Catechism of the Council of Trent

* On this question see Summa Theol. Ia. xii. 11.
On today's sharp division into mutually exclusive "objective" and "subjective" realms of knowledge and natural reason versus religion, faith, or "supernatural reason," respectively, Werner Heisenberg said:
I have to admit that I do not feel happy about this division. I doubt whether any human society can in the long term live with this sharp division between knowledge and faith. [...] Then Wolfgang Pauli took up the thread of the discussion and agreed with Heisenberg's doubt, asserting in fact that this was quite certain: "The complete division between knowledge and faith is surely just a temporary stopgap measure. In western society and culture we could for instance, in the not-too-distant future, come to the point at which the parables and images that religion has used up to now are not longer convincing even for simple folk; and then, I fear, traditional morality will also very rapidly break down, and things will happen that are more frightful than anything we can yet imagine."

—Pope Benedict XVI's Truth and Tolerance

Fortunately, faith and knowledge are not divided. Because all sciences ultimately point toward understanding God or "a First Cause and Author of all things"—and since God is "the truth," i.e., the absolute Truth (John 14:6)—St. Thomas Aquinas says:
We have a more perfect knowledge of God by grace than by natural reason. Which is proved thus. The knowledge which we have by natural reason contains two things: images derived from the sensible objects; and the natural intelligible light, enabling us to abstract from them intelligible conceptions. Now in both of these, human knowledge is assisted by the revelation of grace. For the intellect's natural light is strengthened by the infusion of gratuitous light.

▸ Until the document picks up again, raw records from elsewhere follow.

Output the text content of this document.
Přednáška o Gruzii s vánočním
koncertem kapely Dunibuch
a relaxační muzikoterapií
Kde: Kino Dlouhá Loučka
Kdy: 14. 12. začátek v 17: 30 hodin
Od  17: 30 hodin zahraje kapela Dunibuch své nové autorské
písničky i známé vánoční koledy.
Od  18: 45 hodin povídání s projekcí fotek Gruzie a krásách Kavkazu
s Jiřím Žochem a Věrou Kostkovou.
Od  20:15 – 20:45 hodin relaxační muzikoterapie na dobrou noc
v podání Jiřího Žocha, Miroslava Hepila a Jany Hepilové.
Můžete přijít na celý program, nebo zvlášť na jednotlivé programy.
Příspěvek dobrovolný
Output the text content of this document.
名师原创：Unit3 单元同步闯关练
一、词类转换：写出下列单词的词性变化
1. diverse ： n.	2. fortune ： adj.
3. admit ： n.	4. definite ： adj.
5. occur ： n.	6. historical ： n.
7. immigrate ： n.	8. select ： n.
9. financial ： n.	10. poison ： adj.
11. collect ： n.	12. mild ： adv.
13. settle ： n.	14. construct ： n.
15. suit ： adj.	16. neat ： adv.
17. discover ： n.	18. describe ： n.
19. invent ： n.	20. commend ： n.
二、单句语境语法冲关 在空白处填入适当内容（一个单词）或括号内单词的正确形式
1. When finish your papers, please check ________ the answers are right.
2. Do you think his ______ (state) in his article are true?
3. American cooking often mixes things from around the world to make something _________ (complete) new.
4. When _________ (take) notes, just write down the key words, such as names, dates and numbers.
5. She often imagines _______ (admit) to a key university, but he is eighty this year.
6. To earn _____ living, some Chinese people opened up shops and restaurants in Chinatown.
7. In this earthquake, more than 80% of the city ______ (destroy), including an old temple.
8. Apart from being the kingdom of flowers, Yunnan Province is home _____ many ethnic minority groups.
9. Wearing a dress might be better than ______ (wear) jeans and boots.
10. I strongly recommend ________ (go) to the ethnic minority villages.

Summa Theol. Ia. xii. 13, a comparison of faith and reason

Kurt Gödel's seminal 1931 paper On Formally Undecidable Propositions of Principia Mathematica and Related Systems showed that there are true propositions within formal mathematical systems that can neither be proven true nor false within their respective system. The propositions require something beyond—a sort of "faith" or outside means—to justify their truth. Thus mathematics, an invention of the human intellect, has its limitations. Similarly, the finite human mind has its limitations without the light of Divine Assistance, too—especially when it comes to understanding the Infinite, let alone the physical world. It seems Pasteur, Heisenberg, Pauli, and Gödel all recognized the finitude of natural reason and its freedom to transcend when coupled with faith.